I quite often refer to literacy — and many believe this, being simply a statistic, is a simple matter. I believe it is “in fact” anything but a simple matter.
Let’s begin with that simple statistic. Let’s imagine it were 90%. What would that tell us? 90% of some population are able to do something — but what? Sign their name? Read a sentence in English? Read a sentence in Chinese? Answer a question? Cross the street? Understand the Constitution of the United States of America?

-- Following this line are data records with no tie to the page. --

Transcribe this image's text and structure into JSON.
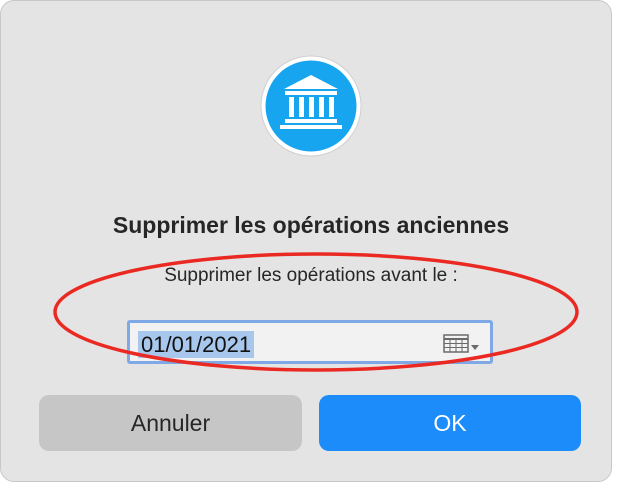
{
  "dialog": {
    "title": "Supprimer les opérations anciennes",
    "prompt": "Supprimer les opérations avant le :",
    "app_icon": "bank-icon",
    "date_field": {
      "value": "01/01/2021",
      "icon": "calendar-grid-icon"
    },
    "buttons": {
      "cancel_label": "Annuler",
      "ok_label": "OK"
    }
  },
  "colors": {
    "dialog_background": "#e4e4e4",
    "accent": "#1b8cfa",
    "icon_blue": "#18a5f0",
    "selection": "#a8c7ec",
    "focus_ring": "#7fa9e6",
    "annotation_red": "#ea2a22"
  }
}
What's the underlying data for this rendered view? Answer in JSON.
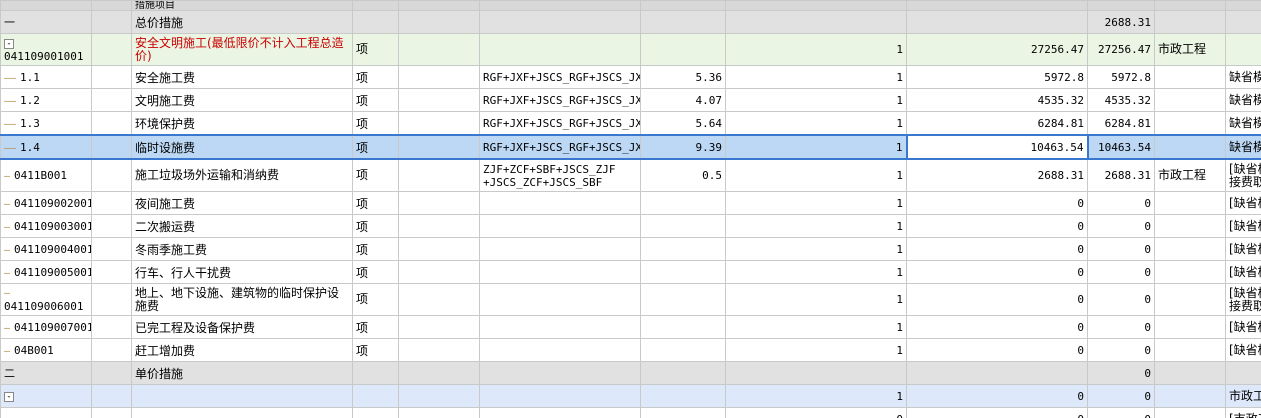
{
  "top_row": {
    "name": "措施项目"
  },
  "rows": [
    {
      "kind": "sect",
      "code": "一",
      "name": "总价措施",
      "unit": "",
      "formula": "",
      "rate": "",
      "qty": "",
      "price": "",
      "total": "2688.31",
      "major": "",
      "extra": ""
    },
    {
      "kind": "grp",
      "code": "041109001001",
      "name": "安全文明施工(最低限价不计入工程总造价)",
      "unit": "项",
      "formula": "",
      "rate": "",
      "qty": "1",
      "price": "27256.47",
      "total": "27256.47",
      "major": "市政工程",
      "extra": ""
    },
    {
      "kind": "item",
      "code": "1.1",
      "name": "安全施工费",
      "unit": "项",
      "formula": "RGF+JXF+JSCS_RGF+JSCS_JXF",
      "rate": "5.36",
      "qty": "1",
      "price": "5972.8",
      "total": "5972.8",
      "major": "",
      "extra": "缺省模"
    },
    {
      "kind": "item",
      "code": "1.2",
      "name": "文明施工费",
      "unit": "项",
      "formula": "RGF+JXF+JSCS_RGF+JSCS_JXF",
      "rate": "4.07",
      "qty": "1",
      "price": "4535.32",
      "total": "4535.32",
      "major": "",
      "extra": "缺省模"
    },
    {
      "kind": "item",
      "code": "1.3",
      "name": "环境保护费",
      "unit": "项",
      "formula": "RGF+JXF+JSCS_RGF+JSCS_JXF",
      "rate": "5.64",
      "qty": "1",
      "price": "6284.81",
      "total": "6284.81",
      "major": "",
      "extra": "缺省模"
    },
    {
      "kind": "sel",
      "code": "1.4",
      "name": "临时设施费",
      "unit": "项",
      "formula": "RGF+JXF+JSCS_RGF+JSCS_JXF",
      "rate": "9.39",
      "qty": "1",
      "price": "10463.54",
      "total": "10463.54",
      "major": "",
      "extra": "缺省模"
    },
    {
      "kind": "tall",
      "code": "0411B001",
      "name": "施工垃圾场外运输和消纳费",
      "unit": "项",
      "formula": "ZJF+ZCF+SBF+JSCS_ZJF +JSCS_ZCF+JSCS_SBF",
      "rate": "0.5",
      "qty": "1",
      "price": "2688.31",
      "total": "2688.31",
      "major": "市政工程",
      "extra": "[缺省模 接费取"
    },
    {
      "kind": "plain",
      "code": "041109002001",
      "name": "夜间施工费",
      "unit": "项",
      "formula": "",
      "rate": "",
      "qty": "1",
      "price": "0",
      "total": "0",
      "major": "",
      "extra": "[缺省模"
    },
    {
      "kind": "plain",
      "code": "041109003001",
      "name": "二次搬运费",
      "unit": "项",
      "formula": "",
      "rate": "",
      "qty": "1",
      "price": "0",
      "total": "0",
      "major": "",
      "extra": "[缺省模"
    },
    {
      "kind": "plain",
      "code": "041109004001",
      "name": "冬雨季施工费",
      "unit": "项",
      "formula": "",
      "rate": "",
      "qty": "1",
      "price": "0",
      "total": "0",
      "major": "",
      "extra": "[缺省模"
    },
    {
      "kind": "plain",
      "code": "041109005001",
      "name": "行车、行人干扰费",
      "unit": "项",
      "formula": "",
      "rate": "",
      "qty": "1",
      "price": "0",
      "total": "0",
      "major": "",
      "extra": "[缺省模"
    },
    {
      "kind": "tall",
      "code": "041109006001",
      "name": "地上、地下设施、建筑物的临时保护设施费",
      "unit": "项",
      "formula": "",
      "rate": "",
      "qty": "1",
      "price": "0",
      "total": "0",
      "major": "",
      "extra": "[缺省模 接费取"
    },
    {
      "kind": "plain",
      "code": "041109007001",
      "name": "已完工程及设备保护费",
      "unit": "项",
      "formula": "",
      "rate": "",
      "qty": "1",
      "price": "0",
      "total": "0",
      "major": "",
      "extra": "[缺省模"
    },
    {
      "kind": "plain",
      "code": "04B001",
      "name": "赶工增加费",
      "unit": "项",
      "formula": "",
      "rate": "",
      "qty": "1",
      "price": "0",
      "total": "0",
      "major": "",
      "extra": "[缺省模"
    },
    {
      "kind": "sect",
      "code": "二",
      "name": "单价措施",
      "unit": "",
      "formula": "",
      "rate": "",
      "qty": "",
      "price": "",
      "total": "0",
      "major": "",
      "extra": ""
    },
    {
      "kind": "grp2",
      "code": "",
      "name": "",
      "unit": "",
      "formula": "",
      "rate": "",
      "qty": "1",
      "price": "0",
      "total": "0",
      "major": "",
      "extra": "市政工"
    },
    {
      "kind": "plain",
      "code": "",
      "name": "",
      "unit": "",
      "formula": "",
      "rate": "",
      "qty": "0",
      "price": "0",
      "total": "0",
      "major": "",
      "extra": "[市政工"
    }
  ],
  "colors": {
    "section_bg": "#e1e1e1",
    "group_bg": "#eaf5e4",
    "selected_bg": "#bcd8f4",
    "selected_border": "#3a78cf",
    "red_text": "#cc0000"
  }
}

Let me now focus a little more on just one of these examples. In most countries — at least most “developed” countries — on Earth, there is some concept of what many English speakers would refer to as a “crosswalk”. There may be rules and regulations which govern the use of these little tidbits of infrastructure. Both the laws written on paper and the symbols used in the crosswalks themselves are quite obviously written language. Yet I think very few people would consider the ability to cross the street a sign of literacy.
Above and beyond that complication, there are other complications. In Germany, a very highly developed and very well regulated economy, there is a well-known quip about gravestones with an epitaph reading “I had the right of way”. In other words: being able to cross the street is not only a matter of being literate concerning the laws governing crosswalks, but also a matter of the way other people behave. And not only that: whereas in Germany a pedestrian might be scolded for standing at a crosswalk without crossing the street, in some other countries simply walking across the crosswalk might be interpreted as naive and foolish.

Whenever there is any kind of social order, this also involves the boundaries [1] inherent in that order. What is beyond that line? We need [2] to consider not only what is directly in front of our noses, but also what is the background, the context, the situation, the “other” stuff.